3. "There is no necessity for an adversary hearing on the question of obscenity of publications prior to the institution of a criminal action against the distributor, where the publications have been obtained by the prosecuting officers by purchase and no seizure of the publications is required for evidence." Peachtree News Co. v. Slaton, 226 Ga. 471 (175 SE2d 539)
. The evidence in the present case was obtained by purchase. Enumerated error 3 is without merit.
4. The sole contents of the magazine sold by appellant were photographic depictions of nudity (including unclothed human male and female genitalia in close proximity) and acts of homosexuality, sadism and masochism, and verbal descriptions (in coarse, vulgar language) of acts of masturbation, homosexuality, sodomy, bestiality, sexual intercourse (fornication), sadism and masochism. The jury was correctly charged as to the statutory definition of obscene material, as contained in Code Ann. 26-2101 (b, c). Their finding, that the above-described material comes within such statutory definition, is authorized by the evidence, which supports their verdict of guilty. Enumerated error 4 is without merit.
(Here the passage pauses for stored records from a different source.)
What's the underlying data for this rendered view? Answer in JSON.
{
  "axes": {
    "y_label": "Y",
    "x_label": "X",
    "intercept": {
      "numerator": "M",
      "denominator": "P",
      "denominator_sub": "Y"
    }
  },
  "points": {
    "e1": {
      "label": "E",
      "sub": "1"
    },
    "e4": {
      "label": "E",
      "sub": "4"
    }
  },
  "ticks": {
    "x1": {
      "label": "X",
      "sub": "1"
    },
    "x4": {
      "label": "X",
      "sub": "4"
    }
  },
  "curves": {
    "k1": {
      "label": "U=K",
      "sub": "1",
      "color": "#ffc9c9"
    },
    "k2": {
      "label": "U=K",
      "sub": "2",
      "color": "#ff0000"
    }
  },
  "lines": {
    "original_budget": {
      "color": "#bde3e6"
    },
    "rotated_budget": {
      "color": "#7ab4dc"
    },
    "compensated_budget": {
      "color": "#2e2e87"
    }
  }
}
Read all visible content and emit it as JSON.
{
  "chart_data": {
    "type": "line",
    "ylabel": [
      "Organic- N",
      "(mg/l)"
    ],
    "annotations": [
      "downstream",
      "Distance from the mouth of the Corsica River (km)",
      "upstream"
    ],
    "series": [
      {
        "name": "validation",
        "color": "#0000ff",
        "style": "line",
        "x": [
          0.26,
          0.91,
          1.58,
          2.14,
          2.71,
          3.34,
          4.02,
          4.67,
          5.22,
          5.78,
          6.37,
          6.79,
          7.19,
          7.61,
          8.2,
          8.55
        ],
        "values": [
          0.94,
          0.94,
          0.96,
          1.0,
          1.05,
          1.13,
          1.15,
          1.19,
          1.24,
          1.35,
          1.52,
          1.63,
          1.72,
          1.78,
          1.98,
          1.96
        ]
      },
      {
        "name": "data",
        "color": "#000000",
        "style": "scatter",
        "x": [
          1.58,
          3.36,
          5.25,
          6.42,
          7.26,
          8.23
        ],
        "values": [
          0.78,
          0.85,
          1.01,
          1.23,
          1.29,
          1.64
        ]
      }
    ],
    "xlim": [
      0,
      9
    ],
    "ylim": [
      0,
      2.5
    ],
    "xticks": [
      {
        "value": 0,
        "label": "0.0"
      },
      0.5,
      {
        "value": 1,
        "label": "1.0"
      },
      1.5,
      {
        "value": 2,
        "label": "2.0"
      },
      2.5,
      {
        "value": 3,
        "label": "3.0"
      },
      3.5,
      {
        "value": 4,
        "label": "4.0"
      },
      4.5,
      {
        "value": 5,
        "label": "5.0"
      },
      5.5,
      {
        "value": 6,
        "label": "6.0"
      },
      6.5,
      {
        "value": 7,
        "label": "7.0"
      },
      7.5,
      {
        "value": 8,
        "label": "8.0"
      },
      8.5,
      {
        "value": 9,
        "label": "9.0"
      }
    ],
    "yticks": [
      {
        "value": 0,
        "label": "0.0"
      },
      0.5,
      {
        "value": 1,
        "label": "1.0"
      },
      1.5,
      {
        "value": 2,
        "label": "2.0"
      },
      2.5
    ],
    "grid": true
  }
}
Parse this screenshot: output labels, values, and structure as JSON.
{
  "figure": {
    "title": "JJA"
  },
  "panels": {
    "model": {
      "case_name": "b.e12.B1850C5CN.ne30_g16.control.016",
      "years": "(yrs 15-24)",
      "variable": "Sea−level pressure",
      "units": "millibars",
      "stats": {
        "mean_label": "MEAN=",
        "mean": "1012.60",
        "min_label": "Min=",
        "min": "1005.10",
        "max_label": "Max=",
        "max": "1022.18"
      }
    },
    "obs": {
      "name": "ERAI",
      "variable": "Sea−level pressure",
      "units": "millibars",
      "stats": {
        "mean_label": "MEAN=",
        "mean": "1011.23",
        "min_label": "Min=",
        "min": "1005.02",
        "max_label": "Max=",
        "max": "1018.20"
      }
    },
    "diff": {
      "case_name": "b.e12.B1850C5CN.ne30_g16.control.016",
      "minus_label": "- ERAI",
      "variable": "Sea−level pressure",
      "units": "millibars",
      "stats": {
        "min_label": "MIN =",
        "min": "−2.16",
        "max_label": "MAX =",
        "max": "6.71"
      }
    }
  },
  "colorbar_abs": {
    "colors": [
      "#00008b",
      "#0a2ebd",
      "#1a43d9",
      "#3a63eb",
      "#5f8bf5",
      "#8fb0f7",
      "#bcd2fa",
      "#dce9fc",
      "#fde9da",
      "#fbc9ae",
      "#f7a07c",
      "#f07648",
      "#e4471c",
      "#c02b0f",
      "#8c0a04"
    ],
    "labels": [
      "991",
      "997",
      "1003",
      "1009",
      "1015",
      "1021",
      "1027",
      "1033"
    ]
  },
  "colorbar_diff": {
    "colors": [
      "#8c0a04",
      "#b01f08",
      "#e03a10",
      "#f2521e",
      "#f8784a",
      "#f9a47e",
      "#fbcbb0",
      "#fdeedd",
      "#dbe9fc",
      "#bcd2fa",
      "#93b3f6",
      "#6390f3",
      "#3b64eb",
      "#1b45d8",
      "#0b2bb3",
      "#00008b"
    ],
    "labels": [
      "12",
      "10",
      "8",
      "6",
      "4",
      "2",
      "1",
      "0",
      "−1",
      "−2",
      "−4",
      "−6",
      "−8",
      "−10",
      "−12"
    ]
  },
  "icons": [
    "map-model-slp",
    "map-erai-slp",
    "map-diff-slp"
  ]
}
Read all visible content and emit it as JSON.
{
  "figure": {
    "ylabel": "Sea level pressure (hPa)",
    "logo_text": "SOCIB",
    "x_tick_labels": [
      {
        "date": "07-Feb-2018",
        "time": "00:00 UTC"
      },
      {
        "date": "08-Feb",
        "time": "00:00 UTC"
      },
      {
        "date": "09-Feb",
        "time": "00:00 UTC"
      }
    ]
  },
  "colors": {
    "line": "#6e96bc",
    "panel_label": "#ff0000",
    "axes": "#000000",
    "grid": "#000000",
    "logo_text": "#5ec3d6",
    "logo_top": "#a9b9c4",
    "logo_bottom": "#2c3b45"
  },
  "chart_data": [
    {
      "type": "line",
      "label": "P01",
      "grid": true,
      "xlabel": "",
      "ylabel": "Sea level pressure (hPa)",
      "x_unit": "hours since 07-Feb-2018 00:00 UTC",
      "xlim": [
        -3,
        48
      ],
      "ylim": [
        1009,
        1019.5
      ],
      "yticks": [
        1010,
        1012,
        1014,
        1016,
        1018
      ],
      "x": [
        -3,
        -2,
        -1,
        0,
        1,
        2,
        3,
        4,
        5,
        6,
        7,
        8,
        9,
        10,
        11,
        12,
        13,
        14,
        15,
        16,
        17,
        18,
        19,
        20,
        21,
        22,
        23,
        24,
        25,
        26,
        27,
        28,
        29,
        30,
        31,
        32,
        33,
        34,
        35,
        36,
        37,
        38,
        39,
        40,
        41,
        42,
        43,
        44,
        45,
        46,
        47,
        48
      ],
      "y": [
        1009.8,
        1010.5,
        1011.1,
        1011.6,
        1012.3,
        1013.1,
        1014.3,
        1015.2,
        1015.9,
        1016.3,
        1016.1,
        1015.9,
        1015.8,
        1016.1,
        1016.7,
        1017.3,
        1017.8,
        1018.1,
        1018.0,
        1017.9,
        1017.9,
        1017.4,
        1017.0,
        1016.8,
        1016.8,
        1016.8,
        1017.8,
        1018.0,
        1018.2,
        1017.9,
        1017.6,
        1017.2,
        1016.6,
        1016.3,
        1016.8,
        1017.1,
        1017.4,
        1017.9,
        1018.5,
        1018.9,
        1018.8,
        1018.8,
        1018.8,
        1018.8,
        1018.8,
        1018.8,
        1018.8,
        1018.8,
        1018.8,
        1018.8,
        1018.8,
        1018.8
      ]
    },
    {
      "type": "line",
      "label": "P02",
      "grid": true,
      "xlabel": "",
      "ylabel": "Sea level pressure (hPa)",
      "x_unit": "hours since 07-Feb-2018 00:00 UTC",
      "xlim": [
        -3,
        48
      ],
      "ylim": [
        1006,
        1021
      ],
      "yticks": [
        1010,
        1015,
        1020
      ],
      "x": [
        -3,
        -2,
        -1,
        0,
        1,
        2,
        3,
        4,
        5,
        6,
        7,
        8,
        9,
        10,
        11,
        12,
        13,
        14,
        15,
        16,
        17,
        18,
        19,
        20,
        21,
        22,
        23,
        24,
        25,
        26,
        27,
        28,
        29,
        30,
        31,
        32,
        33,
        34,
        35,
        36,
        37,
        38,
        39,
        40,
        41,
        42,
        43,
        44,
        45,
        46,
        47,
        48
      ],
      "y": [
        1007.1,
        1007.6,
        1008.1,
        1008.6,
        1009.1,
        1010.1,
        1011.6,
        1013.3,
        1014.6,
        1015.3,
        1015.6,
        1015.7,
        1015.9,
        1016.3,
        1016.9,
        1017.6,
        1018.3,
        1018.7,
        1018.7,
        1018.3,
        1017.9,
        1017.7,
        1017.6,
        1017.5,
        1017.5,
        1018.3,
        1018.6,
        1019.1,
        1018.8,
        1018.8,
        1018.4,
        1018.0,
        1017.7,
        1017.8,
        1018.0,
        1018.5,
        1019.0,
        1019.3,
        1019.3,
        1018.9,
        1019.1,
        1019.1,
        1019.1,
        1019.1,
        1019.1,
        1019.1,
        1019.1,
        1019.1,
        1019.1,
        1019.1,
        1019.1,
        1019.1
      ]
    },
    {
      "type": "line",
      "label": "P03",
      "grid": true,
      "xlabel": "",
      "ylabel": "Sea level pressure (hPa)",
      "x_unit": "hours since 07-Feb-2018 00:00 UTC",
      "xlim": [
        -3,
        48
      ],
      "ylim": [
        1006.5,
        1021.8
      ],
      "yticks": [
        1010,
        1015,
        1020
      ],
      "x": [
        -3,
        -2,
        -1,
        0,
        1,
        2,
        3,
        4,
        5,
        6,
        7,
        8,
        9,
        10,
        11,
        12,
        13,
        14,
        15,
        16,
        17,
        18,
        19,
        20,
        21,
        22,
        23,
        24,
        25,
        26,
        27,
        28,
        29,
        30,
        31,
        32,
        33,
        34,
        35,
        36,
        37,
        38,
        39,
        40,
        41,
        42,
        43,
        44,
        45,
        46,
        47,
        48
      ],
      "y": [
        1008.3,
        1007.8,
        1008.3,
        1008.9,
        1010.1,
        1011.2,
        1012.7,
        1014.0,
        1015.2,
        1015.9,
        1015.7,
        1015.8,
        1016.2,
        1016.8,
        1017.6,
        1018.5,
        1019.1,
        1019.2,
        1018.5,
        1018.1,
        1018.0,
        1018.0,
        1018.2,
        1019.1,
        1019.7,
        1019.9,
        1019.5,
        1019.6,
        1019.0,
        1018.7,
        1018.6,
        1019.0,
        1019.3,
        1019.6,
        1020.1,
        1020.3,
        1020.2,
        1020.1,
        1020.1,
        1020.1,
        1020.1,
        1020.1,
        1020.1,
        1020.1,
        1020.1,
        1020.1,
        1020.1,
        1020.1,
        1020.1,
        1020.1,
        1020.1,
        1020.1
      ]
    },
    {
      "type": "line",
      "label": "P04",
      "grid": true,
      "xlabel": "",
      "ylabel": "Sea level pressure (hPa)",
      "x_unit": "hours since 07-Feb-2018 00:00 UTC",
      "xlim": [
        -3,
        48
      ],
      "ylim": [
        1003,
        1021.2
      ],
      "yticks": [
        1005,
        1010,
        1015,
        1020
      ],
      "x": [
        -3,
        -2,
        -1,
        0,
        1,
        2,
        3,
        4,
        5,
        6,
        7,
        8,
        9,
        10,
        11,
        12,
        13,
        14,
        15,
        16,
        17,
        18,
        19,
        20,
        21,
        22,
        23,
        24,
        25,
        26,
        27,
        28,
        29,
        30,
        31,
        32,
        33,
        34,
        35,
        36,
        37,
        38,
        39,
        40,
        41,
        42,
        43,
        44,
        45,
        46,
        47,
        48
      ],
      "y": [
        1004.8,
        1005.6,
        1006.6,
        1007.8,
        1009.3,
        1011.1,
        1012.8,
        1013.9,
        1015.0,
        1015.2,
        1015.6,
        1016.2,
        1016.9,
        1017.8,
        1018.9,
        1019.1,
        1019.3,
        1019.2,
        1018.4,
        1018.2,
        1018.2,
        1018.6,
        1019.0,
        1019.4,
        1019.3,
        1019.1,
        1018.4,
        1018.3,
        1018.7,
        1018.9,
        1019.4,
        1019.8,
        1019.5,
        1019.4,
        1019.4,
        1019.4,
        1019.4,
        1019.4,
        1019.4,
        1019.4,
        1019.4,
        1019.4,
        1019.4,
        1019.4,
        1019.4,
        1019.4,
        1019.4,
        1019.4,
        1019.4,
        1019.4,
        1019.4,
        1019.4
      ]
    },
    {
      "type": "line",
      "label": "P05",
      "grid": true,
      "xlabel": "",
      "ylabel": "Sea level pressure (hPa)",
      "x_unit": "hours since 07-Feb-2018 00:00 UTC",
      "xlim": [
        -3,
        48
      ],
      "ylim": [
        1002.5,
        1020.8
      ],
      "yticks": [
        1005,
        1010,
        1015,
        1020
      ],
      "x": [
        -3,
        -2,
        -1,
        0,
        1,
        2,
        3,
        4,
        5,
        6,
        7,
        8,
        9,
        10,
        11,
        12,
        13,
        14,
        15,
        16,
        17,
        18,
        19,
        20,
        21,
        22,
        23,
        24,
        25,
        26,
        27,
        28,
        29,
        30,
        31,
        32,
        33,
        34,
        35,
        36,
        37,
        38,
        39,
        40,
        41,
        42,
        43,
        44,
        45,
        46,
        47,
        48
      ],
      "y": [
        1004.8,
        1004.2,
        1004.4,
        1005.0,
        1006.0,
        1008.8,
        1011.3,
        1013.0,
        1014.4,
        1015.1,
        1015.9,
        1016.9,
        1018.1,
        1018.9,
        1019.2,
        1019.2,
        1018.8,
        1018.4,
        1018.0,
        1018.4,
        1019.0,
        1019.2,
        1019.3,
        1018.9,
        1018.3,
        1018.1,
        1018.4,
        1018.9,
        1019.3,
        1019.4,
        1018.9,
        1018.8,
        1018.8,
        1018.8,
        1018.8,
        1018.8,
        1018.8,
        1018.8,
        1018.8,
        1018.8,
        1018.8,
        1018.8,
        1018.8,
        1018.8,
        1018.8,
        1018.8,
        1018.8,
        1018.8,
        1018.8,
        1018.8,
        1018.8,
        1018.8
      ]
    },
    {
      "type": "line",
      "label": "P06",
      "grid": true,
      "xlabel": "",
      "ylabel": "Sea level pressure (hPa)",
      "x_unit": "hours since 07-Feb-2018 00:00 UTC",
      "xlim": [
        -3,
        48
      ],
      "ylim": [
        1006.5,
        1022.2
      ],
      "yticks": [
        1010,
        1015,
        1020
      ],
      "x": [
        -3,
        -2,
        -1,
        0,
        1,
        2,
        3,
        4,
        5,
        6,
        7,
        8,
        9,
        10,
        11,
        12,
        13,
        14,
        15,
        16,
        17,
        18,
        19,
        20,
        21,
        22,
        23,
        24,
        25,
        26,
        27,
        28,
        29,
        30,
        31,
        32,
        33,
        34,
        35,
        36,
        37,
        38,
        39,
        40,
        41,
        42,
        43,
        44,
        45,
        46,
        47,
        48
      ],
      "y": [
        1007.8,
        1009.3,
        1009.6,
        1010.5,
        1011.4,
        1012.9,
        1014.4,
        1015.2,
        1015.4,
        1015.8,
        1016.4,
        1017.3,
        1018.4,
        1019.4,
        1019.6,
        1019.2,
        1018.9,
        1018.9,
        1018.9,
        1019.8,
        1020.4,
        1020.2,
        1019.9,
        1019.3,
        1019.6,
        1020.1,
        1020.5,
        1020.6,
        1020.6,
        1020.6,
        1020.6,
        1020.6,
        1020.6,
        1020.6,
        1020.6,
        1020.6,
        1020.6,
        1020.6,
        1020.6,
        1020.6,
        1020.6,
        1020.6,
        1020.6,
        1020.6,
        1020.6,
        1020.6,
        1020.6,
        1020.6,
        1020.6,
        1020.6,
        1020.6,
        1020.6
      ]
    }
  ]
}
5. The statute in question is not unconstitutional as applied on the grounds that there was evidence neither of what had and had not been held previously to be obscene nor that the material in question appealed predominantly to the prurient interest of the average member of the community." A clergyman testified for the State as to community standards and generally as to the material's appeal to prurient interest and exceeding customary limits of candor, etc. Furthermore, the standard to be applied is not what may or may not have been held to be obscene in other jurisdictions, but what is acceptable in the local community. The jurors represented the average members of their own community and, as the triors of fact, were charged with the responsibility of making such determination, guided by the evidence presented and by their individual and collective awareness of the standards and norms of their community. Enumerated error 5 is without merit.
6. Accordingly, the trial court did not err in denying appellant's motions to dismiss, for a directed verdict, for a new trial, and in arrest of judgment, or in rendering judgment on the verdict of guilty.
Judgment affirmed. All the Justices concur.